Converters: Entity converters make testing life much easier as well by taking in simple text phrases and converting them into test objects.

public interface IEntityConverter<TEntity>
{
  TEntity Convert(string identifier);
}

public class CustomerConverter : IEntityConverter<Customer>
{
  IRepository _repository;

  public CustomerConverter(IRepository repository)
  {
    _repository = repository;
  }

  public Customer Convert(string indentifier)
  {
    return _repository.Find<Customer>(x => x.Identifier == identifier);
  }
}

This guys are a powerful part of the system, but they require a lot of baking to really become useful. You need to be able to express your testing commands as strings so that under the covers, these guys can get involved to build out the correct objects.

Screens: I dislike this name because not everything is a screen, but until I can come up with a better word its what I will use. A screen simply orchestrates a series of steps to acheive a higher level goal. For example, we have a logon screen. This screen orchestrates entering a username and password and submitting the form. The screen can also check to see that login was successful or not and report back on errors visible on the screen.
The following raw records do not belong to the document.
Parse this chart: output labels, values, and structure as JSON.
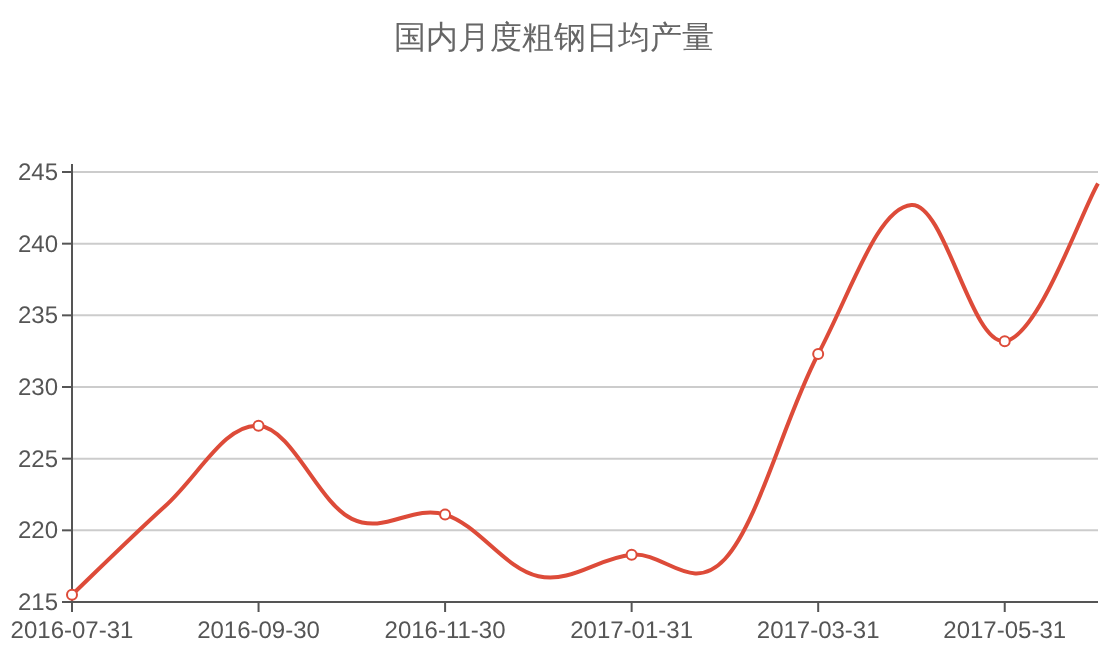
{
  "chart_data": {
    "type": "line",
    "title": "国内月度粗钢日均产量",
    "categories": [
      "2016-07-31",
      null,
      "2016-09-30",
      null,
      "2016-11-30",
      null,
      "2017-01-31",
      null,
      "2017-03-31",
      null,
      "2017-05-31",
      null
    ],
    "series": [
      {
        "color": "#dd4b39",
        "values": [
          215.5,
          221.7,
          227.3,
          220.8,
          221.1,
          216.8,
          218.3,
          218.0,
          232.3,
          242.7,
          233.2,
          244.2
        ]
      }
    ],
    "ylim": [
      215,
      245
    ],
    "yticks": [
      215,
      220,
      225,
      230,
      235,
      240,
      245
    ],
    "grid": "y",
    "marker": "circle"
  }
}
//LoginRequest is an 'input model' in FubuMVC speak
public class LoginScreen : Screen<LoginRequest>
{
  public LoginScreen(){}

  //notice its action based - rather than UI element based
  public void Login(string username, string password)
  {
    GetDriverFor<TextboxDriver>(x=>x.Username).Value(username);
    GetDriverFor<PasswordDriver>(x => x.Password).Value(password);
  }
}

There is a lot going on in the above example. Input models, our abstraction on top of input models for DOM querying, and .Net generics (if you are new to those).

Putting it all together

Testing Framework (like NUnit)

  • external shell of app context and screens

    • inside the shell with navigation and ui drivers

      • inside the drivers with the browser abstraction

Benefits

The team has put a lot of time and effort investing into this pattern / framework for our testing infrastructure. I can say with comfort that this level of investment lets them make drastic changes to their entire system with little effect to the testing code. Examples of this include replacing view engines, changing out UI widgets, renaming low level constructs in the application, etc. The bottom line is they are willing to make about any change they deem fit, even after 4 years of active development on the product.